I cut the shoulder up into large cubes then placed in a bowl with diced onion, carrot, garlic and leek and added “1 cup/110ml of the wine” – which is it Tony? Half a cup or a full cup?? I added a full cup, then marinated overnight. At this stage in proceedings, the ingredients and aroma very much matched Soupe au Vin. Not a great sign of things to come, since I wasnt really taken with the winey leeky soup. On the other hand, Coq au vin starts out somewhat like this and is excellent.

Larousse Gastronomique defines ‘Civet’ as the following:

I suppose some of the blood from the boar makes it into the marinade, but it is hardly a defining characteristic.
It would be interesting to see what the general take on this is..
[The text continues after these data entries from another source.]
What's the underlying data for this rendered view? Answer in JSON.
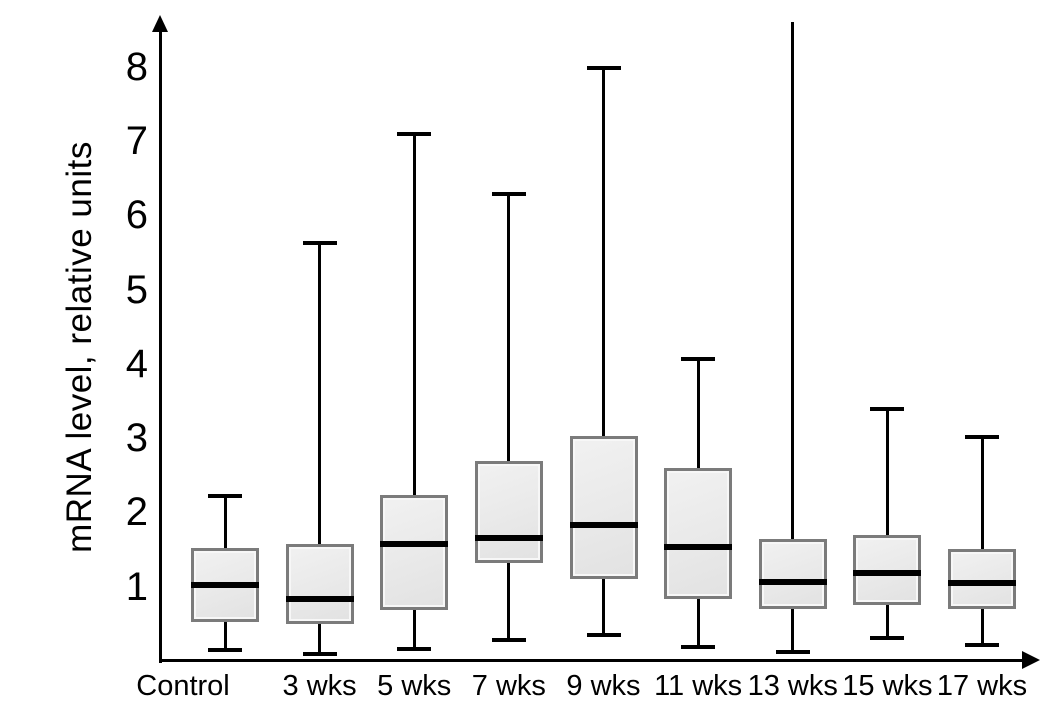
{
  "chart_data": {
    "type": "box",
    "title": "",
    "ylabel": "mRNA level, relative units",
    "xlabel": "",
    "yticks": [
      1,
      2,
      3,
      4,
      5,
      6,
      7,
      8
    ],
    "ylim": [
      0,
      8.65
    ],
    "grid": false,
    "legend": false,
    "categories": [
      "Control",
      "3 wks",
      "5 wks",
      "7 wks",
      "9 wks",
      "11 wks",
      "13 wks",
      "15 wks",
      "17 wks"
    ],
    "boxes": [
      {
        "category": "Control",
        "whisker_low": 0.15,
        "q1": 0.52,
        "median": 1.02,
        "q3": 1.52,
        "whisker_high": 2.22,
        "whisker_top_capped": true
      },
      {
        "category": "3 wks",
        "whisker_low": 0.09,
        "q1": 0.5,
        "median": 0.83,
        "q3": 1.57,
        "whisker_high": 5.63,
        "whisker_top_capped": true
      },
      {
        "category": "5 wks",
        "whisker_low": 0.16,
        "q1": 0.68,
        "median": 1.57,
        "q3": 2.23,
        "whisker_high": 7.09,
        "whisker_top_capped": true
      },
      {
        "category": "7 wks",
        "whisker_low": 0.28,
        "q1": 1.32,
        "median": 1.66,
        "q3": 2.69,
        "whisker_high": 6.29,
        "whisker_top_capped": true
      },
      {
        "category": "9 wks",
        "whisker_low": 0.35,
        "q1": 1.1,
        "median": 1.83,
        "q3": 3.03,
        "whisker_high": 7.98,
        "whisker_top_capped": true
      },
      {
        "category": "11 wks",
        "whisker_low": 0.19,
        "q1": 0.83,
        "median": 1.53,
        "q3": 2.6,
        "whisker_high": 4.06,
        "whisker_top_capped": true
      },
      {
        "category": "13 wks",
        "whisker_low": 0.12,
        "q1": 0.7,
        "median": 1.06,
        "q3": 1.64,
        "whisker_high": 8.6,
        "whisker_top_capped": false
      },
      {
        "category": "15 wks",
        "whisker_low": 0.31,
        "q1": 0.75,
        "median": 1.18,
        "q3": 1.7,
        "whisker_high": 3.39,
        "whisker_top_capped": true
      },
      {
        "category": "17 wks",
        "whisker_low": 0.22,
        "q1": 0.7,
        "median": 1.05,
        "q3": 1.51,
        "whisker_high": 3.01,
        "whisker_top_capped": true
      }
    ],
    "colors": {
      "box_fill": "#e9e9e9",
      "box_border": "#7b7b7b",
      "median": "#000000",
      "whisker": "#000000",
      "axis": "#000000",
      "text": "#000000",
      "background": "#ffffff"
    }
  }
}
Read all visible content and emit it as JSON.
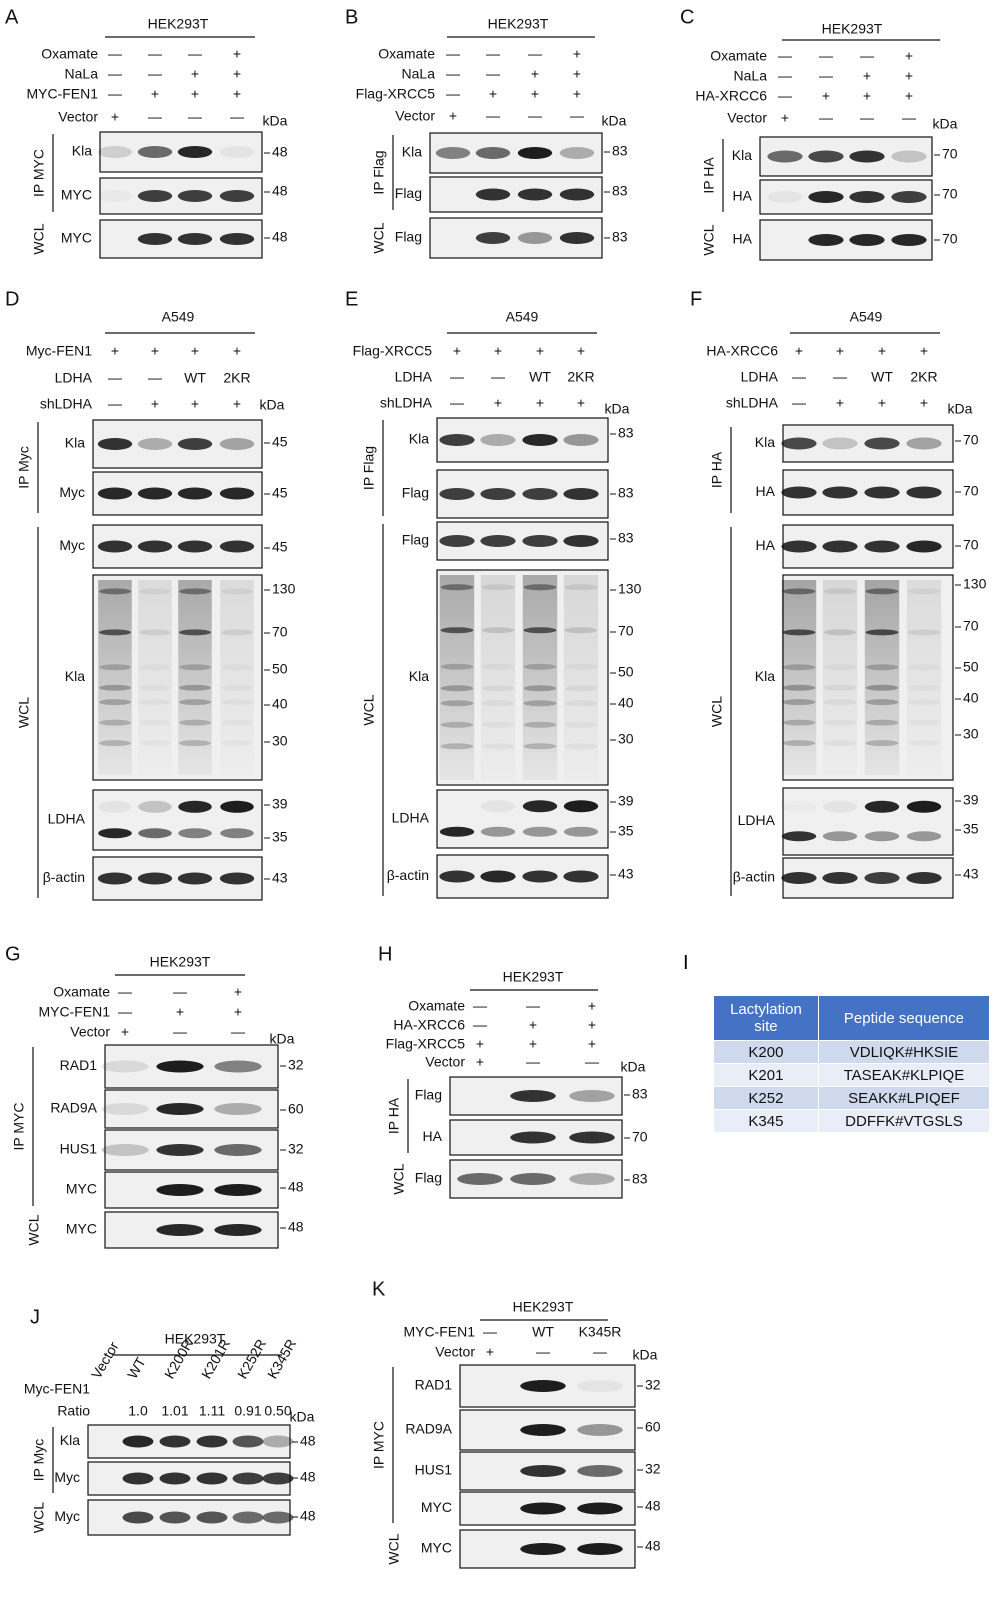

The boar cubes come out of the marinade stained a rich red and needing a pat dry before going into the pot to get browned all over, and set aside while the drained veges go in until caramelised. Next the meat goes back in, along with the marinade juice, some veal stock, a bouquet garni, more wine, and probably some other stuff I am forgetting now and gets simmered for ages then the liquid gets seperated from the meat and carrots, and everything else is strained out and never makes it to the table. At this stage it is apparent what a properly complicated French style affair this is as a pile of bowls and sieves begin to stack up.

At the last minute the meat is once again set aside and the (now very rich) sauce is boiled for a wee bit with bitter chocolate and
red wine vinegar then spooned over the meat. The flavours work perfectly. This recipe impressed me as much as the whole roasted fish basquaise did, and my guests agreed.